How AI can improve the world more than electricity or the internet







Countries and companies are racing to produce artificial intelligence that tech entrepreneurs believe will revolutionize society.

The rise of artificial intelligence—now seemingly inevitable in Silicon Valley—will bring change “orders of magnitude” greater than anything the world has yet seen, observers say. But are we ready?

AGI—defined as artificial intelligence with human cognitive abilities, as opposed to less artificial intelligence, like ChatGPT’s title holder—can free people from menial jobs and usher in a new era of innovation.

But such a historic paradigm shift could also jeopardize jobs and raise intractable social problems, experts warn.

Previous technological advances from electricity to the Internet have caused a radical change in society, says Siqi Chen, CEO of San Francisco startup Runway.

“But what we’re looking at now is the intelligence itself… It’s the first time we’ve been able to create our own intelligence and expand its value across the universe,” he told AFP.

The change, as a result, will be “orders of magnitude greater than any technological change we’ve had in history.”

And such exciting, frightening shifts are “a double-edged sword,” Chen said, considering using AGI to address climate change, for example, but also cautioning that it’s a tool we want to be “as robust as possible.”

It was the release of ChatGPT late last year that brought the long-dreamed vision of AGI one giant leap closer to reality.

OpenAI, a company that supports generative software that generates articles, poems and computer code on command, this week released an even more powerful version of its active technology—GPT-4.

It says the technology will be able to process not only text but also images, and generate complex content such as legal complaints or video games.

It therefore “reflects population-level performance” in other benchmarks, the company said.

Goodbye to ‘drudgery’

The success of OpenAI, backed by Microsoft, has sparked an arms race in Silicon Valley as tech giants seek to push their AI productivity tools to the next level—while still wary of chatbots going off the rails.

Already, AI-infused digital assistants from Microsoft and Google can summarize meetings, write emails, create websites, creative ad campaigns and more—giving us a glimpse of what AGI will be able to do in the future.

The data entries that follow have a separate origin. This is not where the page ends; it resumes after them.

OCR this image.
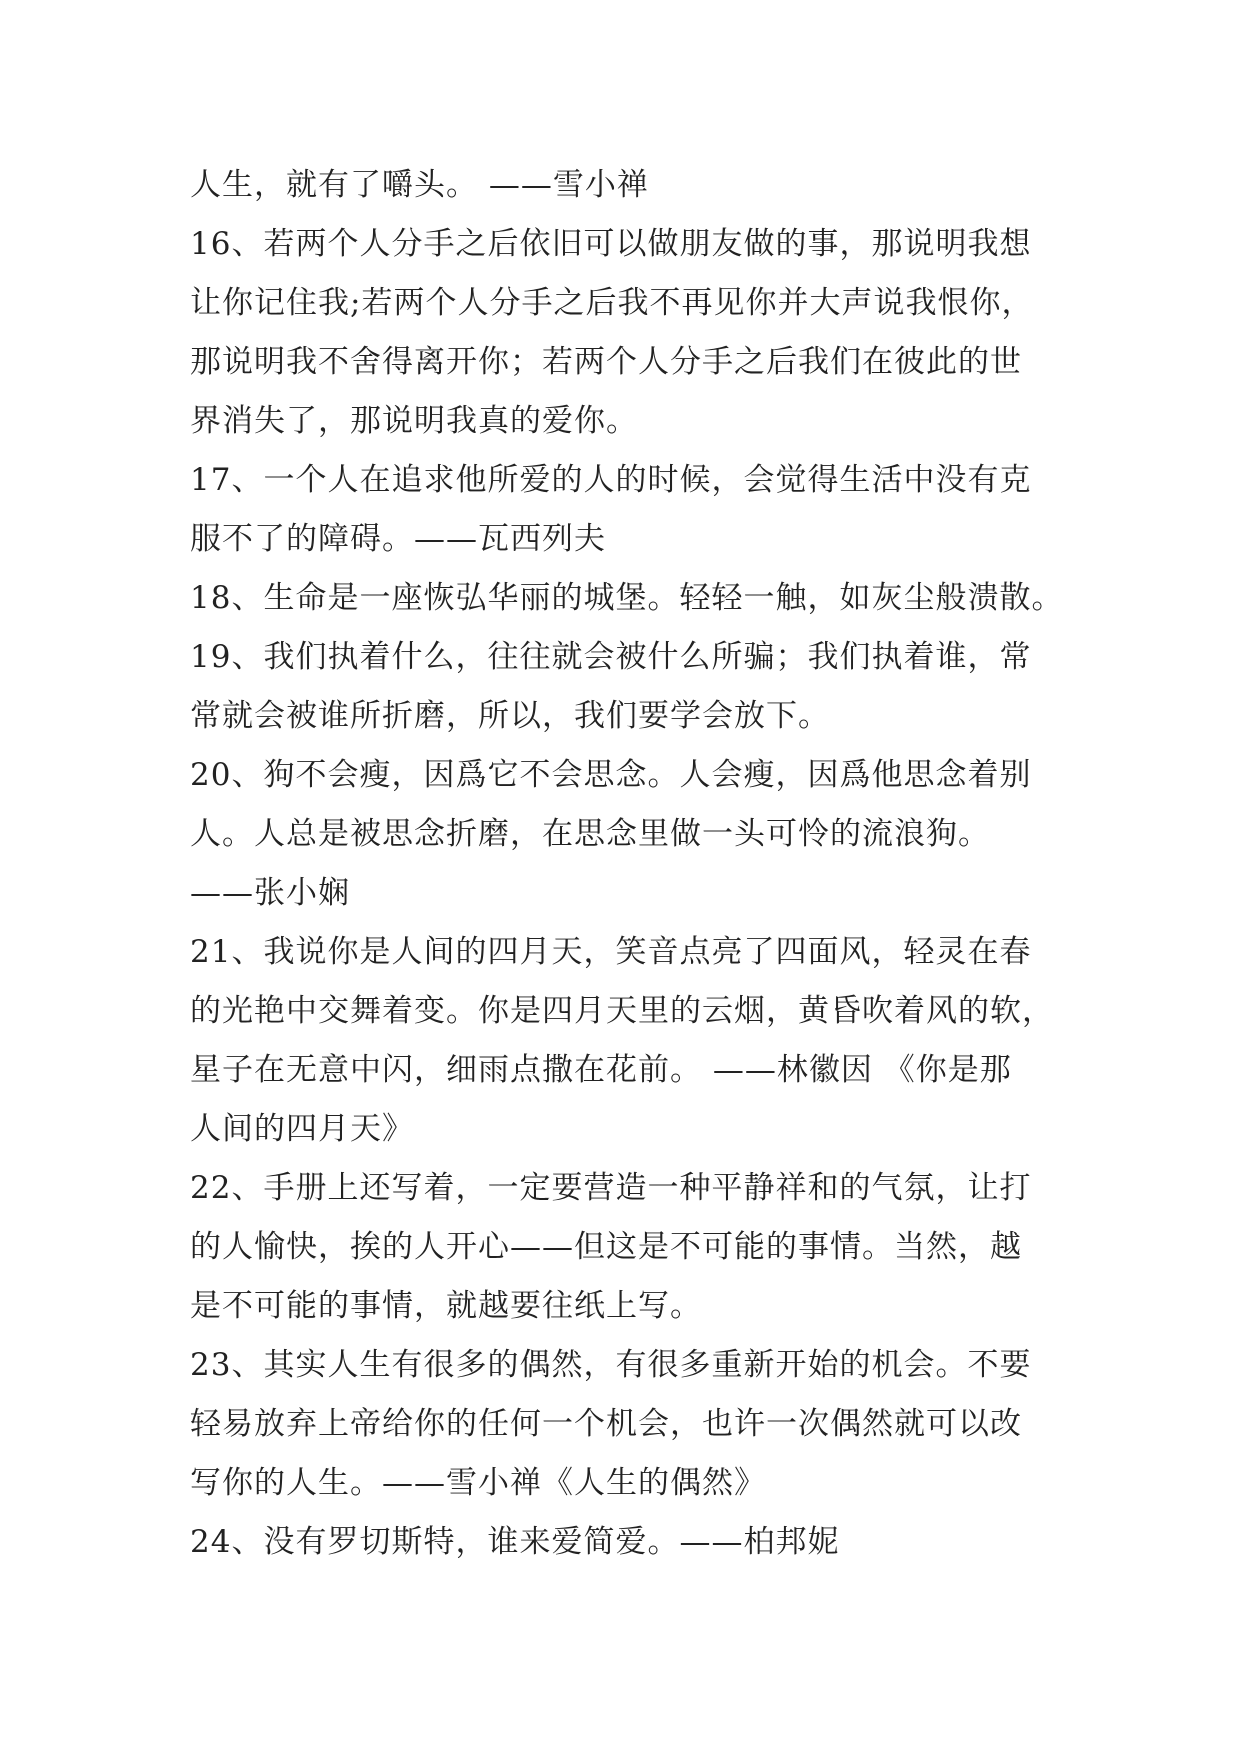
人生，就有了嚼头。 ——雪小禅
16、若两个人分手之后依旧可以做朋友做的事，那说明我想
让你记住我;若两个人分手之后我不再见你并大声说我恨你，
那说明我不舍得离开你；若两个人分手之后我们在彼此的世
界消失了，那说明我真的爱你。
17、一个人在追求他所爱的人的时候，会觉得生活中没有克
服不了的障碍。——瓦西列夫
18、生命是一座恢弘华丽的城堡。轻轻一触，如灰尘般溃散。
19、我们执着什么，往往就会被什么所骗；我们执着谁，常
常就会被谁所折磨，所以，我们要学会放下。
20、狗不会瘦，因爲它不会思念。人会瘦，因爲他思念着别
人。人总是被思念折磨，在思念里做一头可怜的流浪狗。
——张小娴
21、我说你是人间的四月天，笑音点亮了四面风，轻灵在春
的光艳中交舞着变。你是四月天里的云烟，黄昏吹着风的软，
星子在无意中闪，细雨点撒在花前。 ——林徽因 《你是那
人间的四月天》
22、手册上还写着，一定要营造一种平静祥和的气氛，让打
的人愉快，挨的人开心——但这是不可能的事情。当然，越
是不可能的事情，就越要往纸上写。
23、其实人生有很多的偶然，有很多重新开始的机会。不要
轻易放弃上帝给你的任何一个机会，也许一次偶然就可以改
写你的人生。——雪小禅《人生的偶然》
24、没有罗切斯特，谁来爱简爱。——柏邦妮
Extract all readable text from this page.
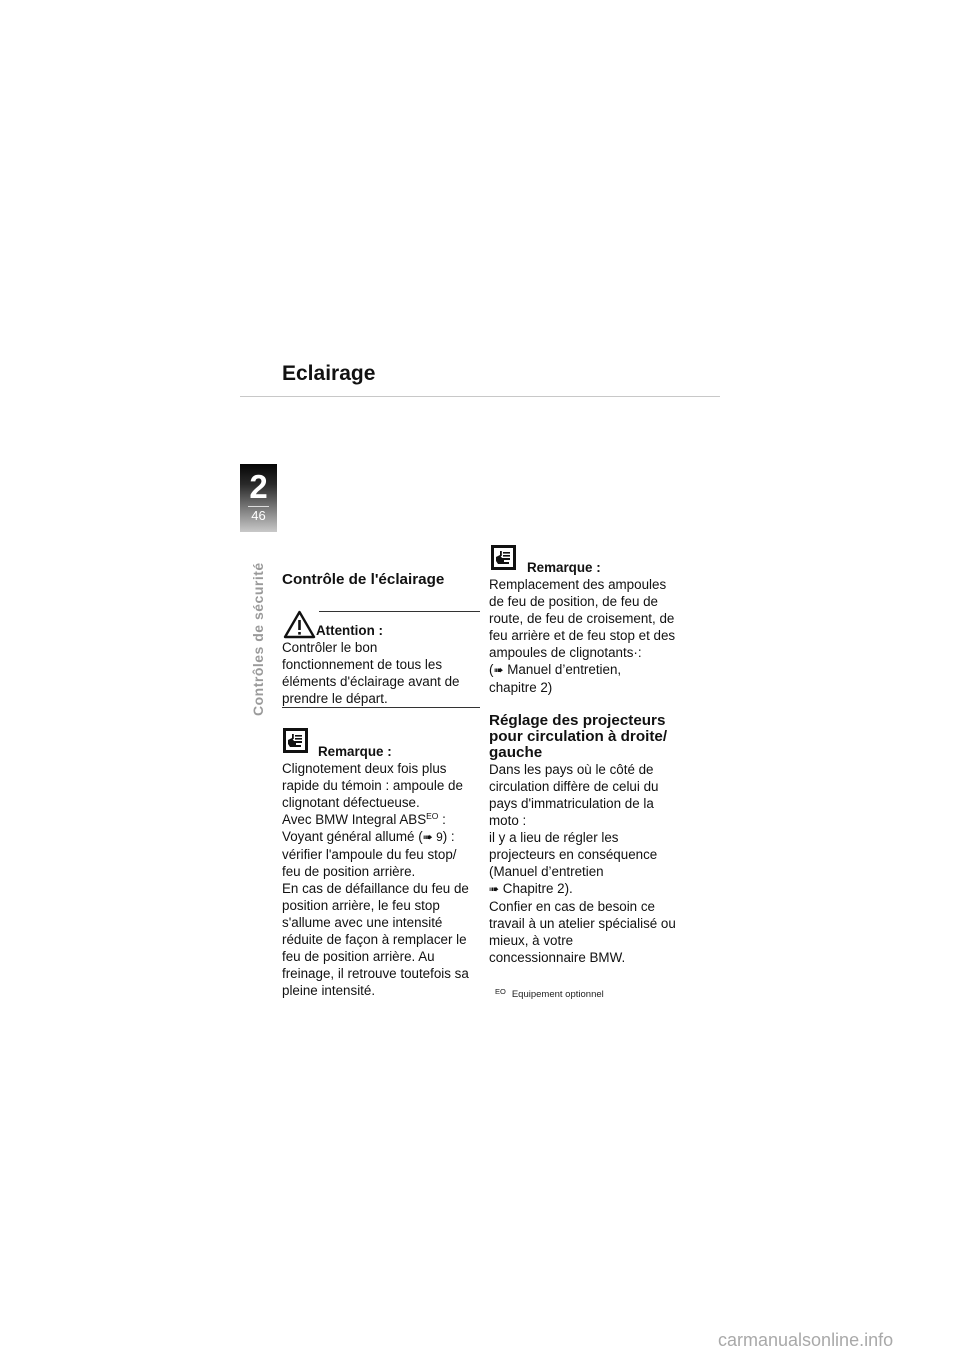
Eclairage
2
46
Contrôles de sécurité Contrôle de l'éclairage
Attention :
Contrôler le bon
fonctionnement de tous les
éléments d'éclairage avant de
prendre le départ.
Remarque :
Clignotement deux fois plus
rapide du témoin : ampoule de
clignotant défectueuse.
Avec BMW Integral $ABS^{EO}$ :
Voyant général allumé (➠ 9) :
vérifier l'ampoule du feu stop/
feu de position arrière.
En cas de défaillance du feu de
position arrière, le feu stop
s'allume avec une intensité
réduite de façon à remplacer le
feu de position arrière. Au
freinage, il retrouve toutefois sa
pleine intensité.
Remarque :
Remplacement des ampoules
de feu de position, de feu de
route, de feu de croisement, de
feu arrière et de feu stop et des
ampoules de clignotants·:
(➠ Manuel d’entretien,
chapitre 2)
Réglage des projecteurs
pour circulation à droite/
gauche
Dans les pays où le côté de
circulation diffère de celui du
pays d'immatriculation de la
moto :
il y a lieu de régler les
projecteurs en conséquence
(Manuel d’entretien
➠ Chapitre 2).
Confier en cas de besoin ce
travail à un atelier spécialisé ou
mieux, à votre
concessionnaire BMW.
$^{EO}$ Equipement optionnel
carmanualsonline.info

“We spend a lot of time using boredom,” said Jared Spataro, Microsoft’s corporate vice president.

With artificial intelligence Spataro wants to “rediscover the soul of work,” he said during his Microsoft launch on Thursday.

Artificial intelligence can also reduce costs, some suggest.

British architect Joe Perkins tweeted that he used GPT-4 to do a coding project, which a “very good” developer told him would cost 5,000 pounds ($6,000) and take two weeks.

“GPT-4 delivered the same in 3 hours, at $0.11,” he tweeted. “It really boggles the mind.”

But that raises the question of the threat to people’s jobs, with entrepreneur Chen admitting that technology could one day create a startup like his—or an even better version.

“How will I make a living if I am homeless?” he asked, adding that he is still hoping for solutions to emerge.

Existing questions

The ubiquity of artificial intelligence also puts a question mark over the authenticity of creativity as songs, photos, art and more are produced by software instead of humans.

Will people shun education, instead relying on software to think for them?

And, who should be trusted to make AI unbiased, accurate, and adaptable to different countries and cultures?

AGI is “probably coming at us faster than we can process,” said Sharon Zhou, founder of an AI manufacturing company.

Technology raises a question that exists in humanity, he told AFP.

“If there is going to be something stronger than us and smarter than us, what does that mean for us?” Zhou asked.

“And do we bind it? Or does it bind us?”

OpenAI says it plans to gradually build AGI for the benefit of all humanity, but has admitted that the software has security flaws.

Security is “a process,” said OpenAI chief scientist Ilya Sutskever in an interview with MIT Technology Review, adding that it would be “highly desirable” for companies to “come up with some kind of process that allows the slow release of models with these unprecedented capabilities.”

But for now, says Zhou, slowing down is not part of the ethos.

“The power is concentrated in those who can build these things. And they make decisions about this, and they tend to move quickly,” he said.

The international order itself may be at risk, he suggests.

“The pressure between the US and China has been great,” Zhou said, adding that the artificial intelligence race evokes the Cold War era.

“Surely there is a risk with AGI that if one country gets it quickly, they will dominate?” he asks.

“And so I think it’s fear, don’t stop because we can’t lose.”